23 Enquanto eles gritavam, jogavam fora as suas capas e lançavam poeira para o ar,
23 Ora, estando eles gritando, arrojando de si as suas capas, atirando poeira para os ares,
24 o comandante ordenou que ele fosse levado para a fortaleza, mandando que fosse interrogado sob açoites, para que pudesse saber por qual crime gritavam contra ele daquela maneira.
24 ordenou o comandante que Paulo fosse recolhido à fortaleza e que, sob açoite, fosse interrogado para saber por que motivo assim clamavam contra ele.
25 Quando o amarraram com correias, Paulo perguntou ao centurião que estava ali: “É lícito a vocês açoitar um homem que é romano, e que não foi condenado?”
25 Quando o estavam amarrando com correias, disse Paulo ao centurião presente: Ser-vos-á, porventura, lícito açoitar um cidadão romano, sem estar condenado?
26 Quando o centurião ouviu isso, foi ao comandante e lhe disse: “Cuidado com o que está prestes a fazer, pois este homem é romano!”
26 Ouvindo isto, o centurião procurou o comandante e lhe disse: Que estás para fazer? Porque este homem é cidadão romano.
27 O comandante veio e lhe perguntou: “Diga-me, você é romano?”
27 Vindo o comandante, perguntou a Paulo: Dize-me: és tu romano? Ele disse: Sou.
28 O comandante respondeu: “Eu comprei a minha cidadania por um alto preço.”
28 Respondeu-lhe o comandante: A mim me custou grande soma de dinheiro este título de cidadão. Disse Paulo: Pois eu o tenho por direito de nascimento.

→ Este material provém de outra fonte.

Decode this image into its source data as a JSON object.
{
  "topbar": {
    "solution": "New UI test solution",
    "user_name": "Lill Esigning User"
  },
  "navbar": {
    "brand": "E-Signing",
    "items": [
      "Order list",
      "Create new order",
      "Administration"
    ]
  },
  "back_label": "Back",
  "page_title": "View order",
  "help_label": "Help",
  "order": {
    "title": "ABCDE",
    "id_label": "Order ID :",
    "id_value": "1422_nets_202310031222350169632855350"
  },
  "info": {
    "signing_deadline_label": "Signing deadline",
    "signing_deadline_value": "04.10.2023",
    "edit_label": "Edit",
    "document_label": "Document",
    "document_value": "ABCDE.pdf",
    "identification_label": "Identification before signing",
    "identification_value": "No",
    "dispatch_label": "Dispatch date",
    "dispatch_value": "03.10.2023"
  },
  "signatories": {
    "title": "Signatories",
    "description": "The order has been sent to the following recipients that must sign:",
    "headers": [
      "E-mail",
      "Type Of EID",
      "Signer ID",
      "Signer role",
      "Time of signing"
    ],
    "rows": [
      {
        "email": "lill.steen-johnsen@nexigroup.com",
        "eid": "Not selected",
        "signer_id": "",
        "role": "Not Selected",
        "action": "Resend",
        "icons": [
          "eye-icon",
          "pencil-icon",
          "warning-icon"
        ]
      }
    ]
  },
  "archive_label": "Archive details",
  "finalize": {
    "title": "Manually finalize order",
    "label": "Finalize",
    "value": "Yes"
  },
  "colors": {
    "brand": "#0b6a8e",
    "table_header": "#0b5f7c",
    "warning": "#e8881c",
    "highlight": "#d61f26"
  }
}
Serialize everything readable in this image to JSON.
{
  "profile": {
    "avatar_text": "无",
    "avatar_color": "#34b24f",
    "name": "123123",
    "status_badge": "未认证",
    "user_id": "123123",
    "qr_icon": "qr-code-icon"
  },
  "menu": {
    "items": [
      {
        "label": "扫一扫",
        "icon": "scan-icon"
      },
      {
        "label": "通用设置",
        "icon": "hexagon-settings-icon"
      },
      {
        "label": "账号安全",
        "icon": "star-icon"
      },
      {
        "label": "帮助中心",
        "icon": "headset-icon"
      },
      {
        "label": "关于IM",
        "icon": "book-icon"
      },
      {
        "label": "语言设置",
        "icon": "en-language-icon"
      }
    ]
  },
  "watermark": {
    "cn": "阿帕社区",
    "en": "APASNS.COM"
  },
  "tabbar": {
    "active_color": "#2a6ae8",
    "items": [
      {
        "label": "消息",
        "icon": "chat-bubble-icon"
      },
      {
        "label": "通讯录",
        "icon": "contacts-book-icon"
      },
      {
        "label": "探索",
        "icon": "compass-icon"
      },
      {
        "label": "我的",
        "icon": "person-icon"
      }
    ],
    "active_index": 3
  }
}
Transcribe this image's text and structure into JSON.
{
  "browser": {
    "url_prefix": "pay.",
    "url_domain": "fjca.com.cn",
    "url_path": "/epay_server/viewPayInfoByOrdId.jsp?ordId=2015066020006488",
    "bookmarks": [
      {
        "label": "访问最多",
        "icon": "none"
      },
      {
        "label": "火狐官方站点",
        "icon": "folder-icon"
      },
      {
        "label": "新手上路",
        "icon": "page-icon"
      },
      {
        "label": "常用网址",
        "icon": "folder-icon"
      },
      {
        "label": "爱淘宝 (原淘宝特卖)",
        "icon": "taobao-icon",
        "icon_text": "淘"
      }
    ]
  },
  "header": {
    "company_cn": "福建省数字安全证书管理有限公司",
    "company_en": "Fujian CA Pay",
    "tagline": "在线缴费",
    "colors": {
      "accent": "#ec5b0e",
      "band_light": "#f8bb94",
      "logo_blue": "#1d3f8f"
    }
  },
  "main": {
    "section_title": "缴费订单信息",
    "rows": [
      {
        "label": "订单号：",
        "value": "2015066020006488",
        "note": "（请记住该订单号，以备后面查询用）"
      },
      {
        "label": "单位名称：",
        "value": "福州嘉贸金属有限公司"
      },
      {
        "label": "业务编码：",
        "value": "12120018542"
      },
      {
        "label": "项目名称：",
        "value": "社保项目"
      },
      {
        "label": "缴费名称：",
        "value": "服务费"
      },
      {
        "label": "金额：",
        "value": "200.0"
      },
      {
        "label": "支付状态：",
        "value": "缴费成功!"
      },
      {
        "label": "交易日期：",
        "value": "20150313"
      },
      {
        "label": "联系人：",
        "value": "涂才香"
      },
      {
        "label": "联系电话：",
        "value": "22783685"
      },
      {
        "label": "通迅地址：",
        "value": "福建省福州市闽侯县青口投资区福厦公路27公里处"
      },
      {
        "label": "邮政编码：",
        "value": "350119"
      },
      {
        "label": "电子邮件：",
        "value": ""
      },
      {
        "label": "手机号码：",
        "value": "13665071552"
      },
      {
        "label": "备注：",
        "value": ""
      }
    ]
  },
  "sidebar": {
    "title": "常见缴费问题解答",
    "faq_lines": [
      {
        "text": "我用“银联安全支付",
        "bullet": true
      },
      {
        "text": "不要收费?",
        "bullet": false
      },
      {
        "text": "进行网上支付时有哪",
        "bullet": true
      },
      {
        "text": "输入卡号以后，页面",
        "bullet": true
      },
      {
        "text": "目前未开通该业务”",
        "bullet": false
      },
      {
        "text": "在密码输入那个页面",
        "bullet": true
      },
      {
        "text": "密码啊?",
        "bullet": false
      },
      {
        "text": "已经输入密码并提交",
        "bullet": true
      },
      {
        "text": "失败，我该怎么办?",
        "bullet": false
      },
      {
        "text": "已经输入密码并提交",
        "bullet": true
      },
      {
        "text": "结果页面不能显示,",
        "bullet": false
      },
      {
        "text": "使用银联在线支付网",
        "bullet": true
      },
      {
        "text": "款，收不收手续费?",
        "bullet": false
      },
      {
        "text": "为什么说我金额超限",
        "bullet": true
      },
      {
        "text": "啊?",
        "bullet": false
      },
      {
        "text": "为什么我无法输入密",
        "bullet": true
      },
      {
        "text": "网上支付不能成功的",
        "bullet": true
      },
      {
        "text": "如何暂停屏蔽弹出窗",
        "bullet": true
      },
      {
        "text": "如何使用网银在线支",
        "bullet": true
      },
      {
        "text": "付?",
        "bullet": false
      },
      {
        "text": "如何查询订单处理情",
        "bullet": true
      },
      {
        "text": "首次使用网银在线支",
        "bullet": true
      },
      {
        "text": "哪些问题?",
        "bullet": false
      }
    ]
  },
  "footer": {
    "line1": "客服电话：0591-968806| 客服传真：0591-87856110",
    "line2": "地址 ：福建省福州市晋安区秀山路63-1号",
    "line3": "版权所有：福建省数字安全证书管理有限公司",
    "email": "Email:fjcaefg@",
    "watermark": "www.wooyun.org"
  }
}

29 Imediatamente, aqueles que estavam prestes a interrogá-lo se afastaram dele, e o comandante também ficou com medo quando percebeu que ele era romano, porque o havia amarrado.
29 Imediatamente, se afastaram os que estavam para o inquirir com açoites. O próprio comandante sentiu-se receoso quando soube que Paulo era romano, porque o mandara amarrar.
30 Mas no dia seguinte, desejando saber a verdade sobre o motivo pelo qual ele era acusado pelos judeus, ele o soltou das amarras e ordenou que os principais sacerdotes e todo o conselho se reunissem, e trazendo Paulo para baixo, o colocou diante deles.
30 No dia seguinte, querendo certificar-se dos motivos por que vinha ele sendo acusado pelos judeus, soltou-o, e ordenou que se reunissem os principais sacerdotes e todo o Sinédrio, e, mandando trazer Paulo, apresentou-o perante eles.